The real action and some of the best dialogue of this film came in their theological debates. Benedict was a conservative Pope with total belief in the unchanging nature of God and the Church, whereas Francis was a keen reformer, sure that the Church must modernise in order to keep up with the world.
The film does not shy away from challenging two figures that are believed by millions to be infallible. Benedict is portrayed as a power-hungry, pompous Pope and his involvement in money laundering and the child sex abuse cover up is examined. Francis does not get off lightly either, as his troubled past in dictatorship- era Argentina is scrutinised. He is shown to have collaborated with the junta in an attempt to protect the faith. These flash backs are interesting and provide more context for how Francis came to be the leader that he is, but ultimately become too long winded and deflect from the main plot of the film – the struggle between two men of God to find common ground.

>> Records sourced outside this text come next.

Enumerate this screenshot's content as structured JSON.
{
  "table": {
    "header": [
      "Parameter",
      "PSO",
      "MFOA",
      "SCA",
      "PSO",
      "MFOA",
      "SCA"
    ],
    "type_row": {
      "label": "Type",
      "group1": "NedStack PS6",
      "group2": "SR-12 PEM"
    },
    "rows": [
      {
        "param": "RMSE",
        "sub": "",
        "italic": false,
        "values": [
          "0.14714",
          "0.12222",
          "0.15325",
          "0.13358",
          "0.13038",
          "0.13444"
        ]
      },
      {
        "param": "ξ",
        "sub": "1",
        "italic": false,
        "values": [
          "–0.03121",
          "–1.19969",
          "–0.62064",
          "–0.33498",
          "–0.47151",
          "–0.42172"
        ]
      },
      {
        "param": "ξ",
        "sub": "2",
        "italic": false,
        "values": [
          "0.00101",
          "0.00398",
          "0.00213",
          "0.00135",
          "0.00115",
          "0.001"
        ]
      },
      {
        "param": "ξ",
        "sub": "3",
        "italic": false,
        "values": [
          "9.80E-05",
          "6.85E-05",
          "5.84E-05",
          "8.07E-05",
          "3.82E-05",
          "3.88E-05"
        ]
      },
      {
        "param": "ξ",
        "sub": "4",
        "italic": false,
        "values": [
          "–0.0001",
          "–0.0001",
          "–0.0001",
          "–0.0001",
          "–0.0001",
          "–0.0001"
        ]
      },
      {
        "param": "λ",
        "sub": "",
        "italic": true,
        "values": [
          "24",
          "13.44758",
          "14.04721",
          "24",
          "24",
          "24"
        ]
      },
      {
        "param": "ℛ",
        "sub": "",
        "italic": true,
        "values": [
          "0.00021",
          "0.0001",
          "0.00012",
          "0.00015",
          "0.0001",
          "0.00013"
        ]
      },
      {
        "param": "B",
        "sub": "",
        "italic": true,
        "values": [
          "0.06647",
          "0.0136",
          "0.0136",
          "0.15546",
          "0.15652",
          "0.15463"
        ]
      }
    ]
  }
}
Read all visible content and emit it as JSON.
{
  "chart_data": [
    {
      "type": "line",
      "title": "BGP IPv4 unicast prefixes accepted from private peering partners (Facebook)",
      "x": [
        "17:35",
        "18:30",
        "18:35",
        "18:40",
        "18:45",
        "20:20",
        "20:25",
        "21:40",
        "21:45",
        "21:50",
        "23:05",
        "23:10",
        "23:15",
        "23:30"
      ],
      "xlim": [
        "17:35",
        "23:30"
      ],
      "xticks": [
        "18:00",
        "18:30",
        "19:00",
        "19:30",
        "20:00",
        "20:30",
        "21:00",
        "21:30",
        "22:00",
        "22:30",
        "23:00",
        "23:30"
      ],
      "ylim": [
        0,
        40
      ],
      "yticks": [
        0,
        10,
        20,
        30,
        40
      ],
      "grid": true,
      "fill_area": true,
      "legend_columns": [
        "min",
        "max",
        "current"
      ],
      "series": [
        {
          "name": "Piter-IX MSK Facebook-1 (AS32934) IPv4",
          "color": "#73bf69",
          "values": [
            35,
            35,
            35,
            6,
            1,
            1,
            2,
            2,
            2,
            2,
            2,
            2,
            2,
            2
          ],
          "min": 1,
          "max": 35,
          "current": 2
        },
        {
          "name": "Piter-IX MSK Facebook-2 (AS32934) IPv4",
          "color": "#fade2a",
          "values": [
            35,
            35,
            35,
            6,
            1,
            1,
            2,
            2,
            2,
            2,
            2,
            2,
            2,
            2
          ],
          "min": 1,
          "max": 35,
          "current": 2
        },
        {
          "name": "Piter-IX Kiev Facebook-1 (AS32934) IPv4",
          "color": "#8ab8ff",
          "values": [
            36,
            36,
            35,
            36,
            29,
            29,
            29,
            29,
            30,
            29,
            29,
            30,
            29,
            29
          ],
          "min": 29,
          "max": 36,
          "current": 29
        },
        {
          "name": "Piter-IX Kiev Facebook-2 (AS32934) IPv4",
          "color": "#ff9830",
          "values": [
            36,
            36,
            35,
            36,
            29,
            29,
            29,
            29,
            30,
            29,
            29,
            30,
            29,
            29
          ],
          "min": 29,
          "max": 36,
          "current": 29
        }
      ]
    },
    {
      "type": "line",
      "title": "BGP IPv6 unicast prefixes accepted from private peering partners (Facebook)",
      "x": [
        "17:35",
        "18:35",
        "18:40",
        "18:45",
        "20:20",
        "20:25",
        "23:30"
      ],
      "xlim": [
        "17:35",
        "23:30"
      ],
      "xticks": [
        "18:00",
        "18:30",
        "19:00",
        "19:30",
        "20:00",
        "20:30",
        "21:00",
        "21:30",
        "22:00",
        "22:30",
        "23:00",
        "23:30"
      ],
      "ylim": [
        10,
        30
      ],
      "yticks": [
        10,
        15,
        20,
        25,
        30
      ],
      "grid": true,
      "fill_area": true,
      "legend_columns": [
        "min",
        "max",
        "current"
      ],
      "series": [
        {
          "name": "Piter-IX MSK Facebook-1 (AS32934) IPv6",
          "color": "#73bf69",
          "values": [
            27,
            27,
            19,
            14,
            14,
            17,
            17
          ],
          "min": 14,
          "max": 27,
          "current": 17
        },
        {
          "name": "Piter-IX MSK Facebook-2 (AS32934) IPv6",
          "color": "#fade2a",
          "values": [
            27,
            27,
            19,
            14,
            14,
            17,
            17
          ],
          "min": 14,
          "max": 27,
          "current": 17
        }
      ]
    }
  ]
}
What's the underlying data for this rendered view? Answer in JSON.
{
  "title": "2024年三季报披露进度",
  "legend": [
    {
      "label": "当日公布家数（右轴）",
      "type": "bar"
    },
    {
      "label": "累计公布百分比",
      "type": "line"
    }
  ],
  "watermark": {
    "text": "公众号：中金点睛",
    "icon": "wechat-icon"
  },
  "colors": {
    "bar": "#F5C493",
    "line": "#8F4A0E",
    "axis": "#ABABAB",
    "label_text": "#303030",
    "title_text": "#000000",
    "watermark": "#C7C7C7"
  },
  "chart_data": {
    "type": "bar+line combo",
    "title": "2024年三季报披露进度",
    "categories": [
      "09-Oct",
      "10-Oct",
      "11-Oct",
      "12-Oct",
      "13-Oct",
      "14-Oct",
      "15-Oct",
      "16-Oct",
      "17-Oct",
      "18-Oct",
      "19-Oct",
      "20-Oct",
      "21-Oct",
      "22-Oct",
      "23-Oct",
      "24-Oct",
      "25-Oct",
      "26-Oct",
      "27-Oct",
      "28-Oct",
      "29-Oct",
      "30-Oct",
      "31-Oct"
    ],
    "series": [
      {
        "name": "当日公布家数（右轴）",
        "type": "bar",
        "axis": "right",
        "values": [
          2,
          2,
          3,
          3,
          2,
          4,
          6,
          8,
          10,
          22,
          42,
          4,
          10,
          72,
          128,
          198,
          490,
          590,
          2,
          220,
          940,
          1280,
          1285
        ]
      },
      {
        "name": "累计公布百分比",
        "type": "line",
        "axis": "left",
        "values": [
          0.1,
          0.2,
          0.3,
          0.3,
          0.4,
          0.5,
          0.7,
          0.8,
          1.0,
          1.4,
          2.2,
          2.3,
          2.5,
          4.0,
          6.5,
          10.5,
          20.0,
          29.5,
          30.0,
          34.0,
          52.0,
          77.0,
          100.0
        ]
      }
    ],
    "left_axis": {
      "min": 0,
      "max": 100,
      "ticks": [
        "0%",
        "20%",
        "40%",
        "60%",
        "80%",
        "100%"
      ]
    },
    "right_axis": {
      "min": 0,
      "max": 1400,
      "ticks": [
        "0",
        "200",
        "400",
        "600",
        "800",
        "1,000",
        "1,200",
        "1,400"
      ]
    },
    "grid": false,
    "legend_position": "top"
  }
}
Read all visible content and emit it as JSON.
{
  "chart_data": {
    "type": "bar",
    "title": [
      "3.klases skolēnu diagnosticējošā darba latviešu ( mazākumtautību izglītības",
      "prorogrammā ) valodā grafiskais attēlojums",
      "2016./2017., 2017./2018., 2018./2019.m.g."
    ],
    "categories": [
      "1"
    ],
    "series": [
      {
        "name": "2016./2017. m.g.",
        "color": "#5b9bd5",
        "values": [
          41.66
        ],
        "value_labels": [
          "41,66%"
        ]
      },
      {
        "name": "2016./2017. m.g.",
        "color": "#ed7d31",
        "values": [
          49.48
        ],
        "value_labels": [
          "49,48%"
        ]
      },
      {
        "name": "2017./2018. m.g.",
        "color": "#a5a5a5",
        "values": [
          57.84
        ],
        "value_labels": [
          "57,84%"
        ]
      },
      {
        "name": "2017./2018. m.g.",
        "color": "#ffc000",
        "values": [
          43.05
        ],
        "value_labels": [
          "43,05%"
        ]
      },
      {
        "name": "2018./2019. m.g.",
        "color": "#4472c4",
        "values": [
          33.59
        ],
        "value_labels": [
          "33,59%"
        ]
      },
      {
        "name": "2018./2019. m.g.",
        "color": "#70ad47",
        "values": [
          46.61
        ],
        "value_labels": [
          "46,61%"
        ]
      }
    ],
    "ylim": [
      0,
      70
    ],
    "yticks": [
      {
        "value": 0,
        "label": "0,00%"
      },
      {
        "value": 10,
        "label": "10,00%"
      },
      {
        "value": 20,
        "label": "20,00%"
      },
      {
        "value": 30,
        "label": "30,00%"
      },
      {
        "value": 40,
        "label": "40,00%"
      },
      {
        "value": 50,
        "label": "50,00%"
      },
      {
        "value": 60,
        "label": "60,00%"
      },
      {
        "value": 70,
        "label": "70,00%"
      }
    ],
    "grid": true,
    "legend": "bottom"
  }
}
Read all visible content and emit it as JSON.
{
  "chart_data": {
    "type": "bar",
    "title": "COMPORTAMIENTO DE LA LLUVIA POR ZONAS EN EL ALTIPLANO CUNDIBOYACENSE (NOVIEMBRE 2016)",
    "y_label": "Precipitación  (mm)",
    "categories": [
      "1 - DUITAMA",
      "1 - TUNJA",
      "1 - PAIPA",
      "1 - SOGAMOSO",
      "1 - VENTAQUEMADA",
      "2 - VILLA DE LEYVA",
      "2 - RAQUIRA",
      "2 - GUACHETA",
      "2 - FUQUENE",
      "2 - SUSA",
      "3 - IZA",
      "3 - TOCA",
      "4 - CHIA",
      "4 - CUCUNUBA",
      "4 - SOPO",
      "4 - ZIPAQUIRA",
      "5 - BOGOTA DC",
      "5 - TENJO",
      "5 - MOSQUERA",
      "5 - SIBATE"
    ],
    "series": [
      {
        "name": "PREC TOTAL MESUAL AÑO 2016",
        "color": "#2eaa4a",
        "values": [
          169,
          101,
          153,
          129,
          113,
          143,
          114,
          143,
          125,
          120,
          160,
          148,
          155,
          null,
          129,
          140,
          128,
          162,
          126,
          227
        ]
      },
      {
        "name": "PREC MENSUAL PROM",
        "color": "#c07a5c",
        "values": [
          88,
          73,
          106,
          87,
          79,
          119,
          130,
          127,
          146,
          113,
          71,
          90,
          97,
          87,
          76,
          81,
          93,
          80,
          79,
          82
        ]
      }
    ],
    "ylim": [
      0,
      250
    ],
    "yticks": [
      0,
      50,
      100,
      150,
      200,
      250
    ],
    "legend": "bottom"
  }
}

The first thing they both seem able to agree on is that neither can get to sleep if they drink coffee late at night. But coffee is high in caffeine, so this isn’t exactly a major breakthrough. However, over the course of the film which focuses on a few days and glosses over years, we see these two strong minded men grow closer to each other in understanding. A meeting in an amazing recreation of the Sistine Chapel (the Vatican does not allow fictional films to be shot in the Chapel) brings the humanity out of Benedict who up until this point appeared as a grumpy relic. When his emotions come to the surface it is apparent that Hopkins was the perfect casting choice.
While not a film for everyone, The Two Popes tells a fascinating story about the nature of religion and the similarities that can be found in the most contrasting of people.